Conduct an information security assessment focused on client confidentiality
One of the best ways to determine your level of liability risk is to conduct an information security assessment. You may need to consult with a professional to ensure that you have adequate information to act upon. Common threats to information security you might examine include physical security, hacking, electronic information security, personnel-related confidentiality breaches, and inadequate staff training.
If you store confidential information or health data electronically you should consider how to ensure that your business infrastructure is protected from electronic “break-in,” and your protocol for responding to any breach. You should be clear on your legal responsibility to report such breaches. Common electronic information storage risks include default passwords, no firewall or enhanced data security, and allowing access to computers and other devices by untrained or cleared personnel.

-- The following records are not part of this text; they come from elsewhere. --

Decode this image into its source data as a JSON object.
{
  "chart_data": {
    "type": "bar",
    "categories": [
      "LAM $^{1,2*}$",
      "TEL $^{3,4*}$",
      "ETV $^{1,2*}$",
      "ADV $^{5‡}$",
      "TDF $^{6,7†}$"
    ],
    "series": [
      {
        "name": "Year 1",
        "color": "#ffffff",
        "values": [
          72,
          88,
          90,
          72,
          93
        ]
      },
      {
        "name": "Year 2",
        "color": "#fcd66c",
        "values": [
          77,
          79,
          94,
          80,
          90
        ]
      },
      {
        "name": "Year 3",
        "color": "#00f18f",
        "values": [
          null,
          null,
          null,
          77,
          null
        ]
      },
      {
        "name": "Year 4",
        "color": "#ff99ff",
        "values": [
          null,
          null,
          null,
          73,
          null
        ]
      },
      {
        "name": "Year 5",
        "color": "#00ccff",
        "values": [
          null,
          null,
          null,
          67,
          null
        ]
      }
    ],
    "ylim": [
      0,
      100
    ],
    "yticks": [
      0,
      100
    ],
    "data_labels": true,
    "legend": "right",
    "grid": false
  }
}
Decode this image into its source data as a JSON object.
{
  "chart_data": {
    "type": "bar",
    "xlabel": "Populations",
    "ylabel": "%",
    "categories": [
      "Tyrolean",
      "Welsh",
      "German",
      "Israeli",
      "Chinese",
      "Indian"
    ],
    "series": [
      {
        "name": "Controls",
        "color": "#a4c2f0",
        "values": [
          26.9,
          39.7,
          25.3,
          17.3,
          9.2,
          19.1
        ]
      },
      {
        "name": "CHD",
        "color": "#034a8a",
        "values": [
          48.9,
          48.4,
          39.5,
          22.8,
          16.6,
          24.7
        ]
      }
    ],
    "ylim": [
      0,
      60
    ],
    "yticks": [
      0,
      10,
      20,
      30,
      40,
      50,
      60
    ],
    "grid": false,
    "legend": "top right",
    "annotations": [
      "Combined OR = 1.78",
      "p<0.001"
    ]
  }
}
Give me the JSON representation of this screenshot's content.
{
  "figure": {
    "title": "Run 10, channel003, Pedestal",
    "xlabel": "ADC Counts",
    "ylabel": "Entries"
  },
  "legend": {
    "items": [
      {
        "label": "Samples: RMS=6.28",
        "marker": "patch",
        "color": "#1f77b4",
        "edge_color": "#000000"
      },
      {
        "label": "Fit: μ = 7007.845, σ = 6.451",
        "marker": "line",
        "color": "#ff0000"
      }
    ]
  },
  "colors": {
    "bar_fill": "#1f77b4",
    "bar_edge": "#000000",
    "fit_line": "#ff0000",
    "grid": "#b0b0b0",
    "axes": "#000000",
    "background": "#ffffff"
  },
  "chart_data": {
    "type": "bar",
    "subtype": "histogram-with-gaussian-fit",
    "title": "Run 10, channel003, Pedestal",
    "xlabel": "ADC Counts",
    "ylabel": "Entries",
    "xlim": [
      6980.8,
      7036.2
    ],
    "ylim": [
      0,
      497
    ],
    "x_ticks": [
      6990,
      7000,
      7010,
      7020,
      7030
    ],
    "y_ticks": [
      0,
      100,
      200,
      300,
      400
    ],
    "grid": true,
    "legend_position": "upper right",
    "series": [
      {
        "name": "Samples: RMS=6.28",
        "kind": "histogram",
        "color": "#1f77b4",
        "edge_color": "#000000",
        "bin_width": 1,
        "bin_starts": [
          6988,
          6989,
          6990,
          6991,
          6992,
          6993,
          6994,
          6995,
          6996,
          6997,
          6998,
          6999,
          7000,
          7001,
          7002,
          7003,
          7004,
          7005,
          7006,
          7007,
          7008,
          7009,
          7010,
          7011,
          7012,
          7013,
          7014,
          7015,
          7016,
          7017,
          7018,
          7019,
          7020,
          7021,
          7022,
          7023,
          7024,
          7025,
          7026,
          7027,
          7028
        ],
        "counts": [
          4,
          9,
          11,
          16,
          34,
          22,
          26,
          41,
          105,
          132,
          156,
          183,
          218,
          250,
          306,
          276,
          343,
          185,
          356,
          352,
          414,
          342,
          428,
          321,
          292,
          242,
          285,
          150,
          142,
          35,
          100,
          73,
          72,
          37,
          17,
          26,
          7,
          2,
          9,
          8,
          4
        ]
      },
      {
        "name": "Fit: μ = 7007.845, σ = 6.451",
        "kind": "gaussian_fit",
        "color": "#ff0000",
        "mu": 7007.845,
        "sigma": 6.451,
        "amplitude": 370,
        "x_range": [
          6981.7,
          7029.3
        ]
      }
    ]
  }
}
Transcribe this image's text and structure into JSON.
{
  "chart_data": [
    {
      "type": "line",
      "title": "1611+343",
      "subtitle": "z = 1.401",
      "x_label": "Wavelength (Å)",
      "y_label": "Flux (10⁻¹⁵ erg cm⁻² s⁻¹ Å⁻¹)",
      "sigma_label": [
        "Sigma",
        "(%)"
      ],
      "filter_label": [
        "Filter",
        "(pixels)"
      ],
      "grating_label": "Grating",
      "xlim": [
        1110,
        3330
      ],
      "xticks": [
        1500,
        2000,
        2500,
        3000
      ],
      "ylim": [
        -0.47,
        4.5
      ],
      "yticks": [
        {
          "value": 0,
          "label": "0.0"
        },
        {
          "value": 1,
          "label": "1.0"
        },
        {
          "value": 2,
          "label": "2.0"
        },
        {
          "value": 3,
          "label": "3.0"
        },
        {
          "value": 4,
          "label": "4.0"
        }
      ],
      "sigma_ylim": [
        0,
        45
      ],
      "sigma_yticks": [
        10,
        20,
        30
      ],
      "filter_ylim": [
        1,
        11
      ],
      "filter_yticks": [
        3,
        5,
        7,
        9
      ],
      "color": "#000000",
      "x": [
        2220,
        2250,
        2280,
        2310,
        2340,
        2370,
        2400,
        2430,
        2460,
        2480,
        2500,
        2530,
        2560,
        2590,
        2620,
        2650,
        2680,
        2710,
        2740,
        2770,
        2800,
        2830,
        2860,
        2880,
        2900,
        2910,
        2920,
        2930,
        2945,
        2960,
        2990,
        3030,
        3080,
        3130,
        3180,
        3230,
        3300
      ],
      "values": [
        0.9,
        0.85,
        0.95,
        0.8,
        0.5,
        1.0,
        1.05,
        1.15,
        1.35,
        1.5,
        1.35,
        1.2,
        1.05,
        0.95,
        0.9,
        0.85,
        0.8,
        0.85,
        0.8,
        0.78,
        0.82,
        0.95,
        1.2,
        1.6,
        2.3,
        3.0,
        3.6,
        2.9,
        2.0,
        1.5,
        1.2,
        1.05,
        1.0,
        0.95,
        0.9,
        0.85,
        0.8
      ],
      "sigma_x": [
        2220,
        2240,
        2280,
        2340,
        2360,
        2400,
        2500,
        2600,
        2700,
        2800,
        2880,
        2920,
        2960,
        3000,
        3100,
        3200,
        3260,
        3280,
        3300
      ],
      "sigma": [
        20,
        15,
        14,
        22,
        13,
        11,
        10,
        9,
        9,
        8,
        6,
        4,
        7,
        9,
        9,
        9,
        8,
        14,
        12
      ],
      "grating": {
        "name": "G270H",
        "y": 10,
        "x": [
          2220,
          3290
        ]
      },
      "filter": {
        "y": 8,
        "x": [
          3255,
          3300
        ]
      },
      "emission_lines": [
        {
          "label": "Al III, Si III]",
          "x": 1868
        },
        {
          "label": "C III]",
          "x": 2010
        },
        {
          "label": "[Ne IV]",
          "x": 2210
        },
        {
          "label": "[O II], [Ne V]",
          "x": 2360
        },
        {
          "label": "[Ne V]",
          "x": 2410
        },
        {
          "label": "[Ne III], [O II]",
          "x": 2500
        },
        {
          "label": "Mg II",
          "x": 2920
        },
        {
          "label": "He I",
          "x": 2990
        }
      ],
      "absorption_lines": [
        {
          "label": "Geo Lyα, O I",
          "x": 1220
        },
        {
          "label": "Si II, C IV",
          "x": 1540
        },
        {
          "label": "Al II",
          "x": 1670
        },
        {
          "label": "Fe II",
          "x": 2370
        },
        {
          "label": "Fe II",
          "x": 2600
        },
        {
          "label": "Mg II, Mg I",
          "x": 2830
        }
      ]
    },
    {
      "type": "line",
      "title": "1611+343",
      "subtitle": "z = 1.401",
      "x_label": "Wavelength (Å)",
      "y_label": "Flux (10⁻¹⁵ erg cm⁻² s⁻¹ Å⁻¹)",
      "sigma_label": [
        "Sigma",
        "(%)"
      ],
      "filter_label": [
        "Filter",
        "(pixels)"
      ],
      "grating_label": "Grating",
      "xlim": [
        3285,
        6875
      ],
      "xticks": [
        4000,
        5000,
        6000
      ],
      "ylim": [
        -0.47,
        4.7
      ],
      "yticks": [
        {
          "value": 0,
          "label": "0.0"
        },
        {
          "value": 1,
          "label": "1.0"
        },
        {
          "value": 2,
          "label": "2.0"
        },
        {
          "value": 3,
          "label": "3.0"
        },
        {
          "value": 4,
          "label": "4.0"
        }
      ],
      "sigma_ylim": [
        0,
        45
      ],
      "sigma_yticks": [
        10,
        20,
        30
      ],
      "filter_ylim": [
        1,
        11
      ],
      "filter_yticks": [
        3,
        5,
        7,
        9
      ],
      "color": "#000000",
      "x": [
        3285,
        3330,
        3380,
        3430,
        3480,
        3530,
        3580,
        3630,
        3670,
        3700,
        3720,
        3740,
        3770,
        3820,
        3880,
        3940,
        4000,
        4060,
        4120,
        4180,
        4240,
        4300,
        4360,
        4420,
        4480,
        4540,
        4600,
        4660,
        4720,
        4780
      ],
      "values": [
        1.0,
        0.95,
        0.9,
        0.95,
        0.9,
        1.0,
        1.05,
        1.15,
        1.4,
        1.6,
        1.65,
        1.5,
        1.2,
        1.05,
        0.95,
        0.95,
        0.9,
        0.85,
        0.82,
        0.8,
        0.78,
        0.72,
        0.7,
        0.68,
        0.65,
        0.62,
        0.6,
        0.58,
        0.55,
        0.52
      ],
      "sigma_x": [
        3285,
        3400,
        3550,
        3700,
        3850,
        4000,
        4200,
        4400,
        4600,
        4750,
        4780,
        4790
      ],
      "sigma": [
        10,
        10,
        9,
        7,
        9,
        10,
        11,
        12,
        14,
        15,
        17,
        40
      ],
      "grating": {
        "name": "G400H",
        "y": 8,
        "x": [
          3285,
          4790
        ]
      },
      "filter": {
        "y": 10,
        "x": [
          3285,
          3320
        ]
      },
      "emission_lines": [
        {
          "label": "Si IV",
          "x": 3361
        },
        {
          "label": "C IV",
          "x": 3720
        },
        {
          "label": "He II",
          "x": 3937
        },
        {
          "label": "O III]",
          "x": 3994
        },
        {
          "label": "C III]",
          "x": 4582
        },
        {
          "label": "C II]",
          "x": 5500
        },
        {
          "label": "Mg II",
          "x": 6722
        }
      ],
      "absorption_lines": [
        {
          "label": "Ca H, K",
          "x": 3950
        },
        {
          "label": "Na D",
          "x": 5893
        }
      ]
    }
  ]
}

All devices should be protected through applicable virus protection software, and other electronic security measures should be put in place to protect the business network. It is important that this is not set and forget – updates are necessary as will be a regular information security review or audit.
Train staff in your data security requirements as well as their confidentiality obligations.
Staff should be trained initially and then on a continuing basis, especially as new information arises or technological advances are made. It is especially important to develop a social media policy and to train staff about what should and should not be shared about clients on social media (including photos or videos), and how and when clients should or should not interact with clients on social media. A data breach on social media by one of your staff could implicate your fitness business and, by extension, you, so take this seriously. Fitness professionals rarely disclose client information maliciously, but a confidentiality breach in the form of gossip around the front desk or in the locker room could cause serious damage to your business.
Control Access to data.
Access should be segmented with “need to know” access levels to data depending on the duties of the employee. Wifi networks should be secured and passwords changed on a regular basis. Individual employees should be required to use unique passwords which are required to be changed regularly – consider counselling client or public facing staff against keeping their password close to their device or terminal and to be careful about securing their computer or device before leaving it unattended.
These principles can also be applied to physical security – with changing codes or door locks on confidential pre-defined dates. The installation of software should be limited to a network administrator who has been appropriately cleared to do so.
Using a Third Party isn’t always the answer.
Owners of Fitness Businesses need to be aware that using a third party service provider to manage data or with whom you share client information may not absolve you of responsibility with regard to client privacy and confidentiality. Your business can be held responsible for the actions of another entity if they are done on your behalf or as part of a service you have contracted. You should ensure that any agreement with a third party addresses confidentiality of all data prohibiting further disclosure and limiting use unrelated to their specific contracted scope of work, and indemnifies you in the case of an error or omission on the part of the service provider. Be aware that any indemnity might not prevent you from being sued as a result of a confidentiality breach but it may limit your liability exposure.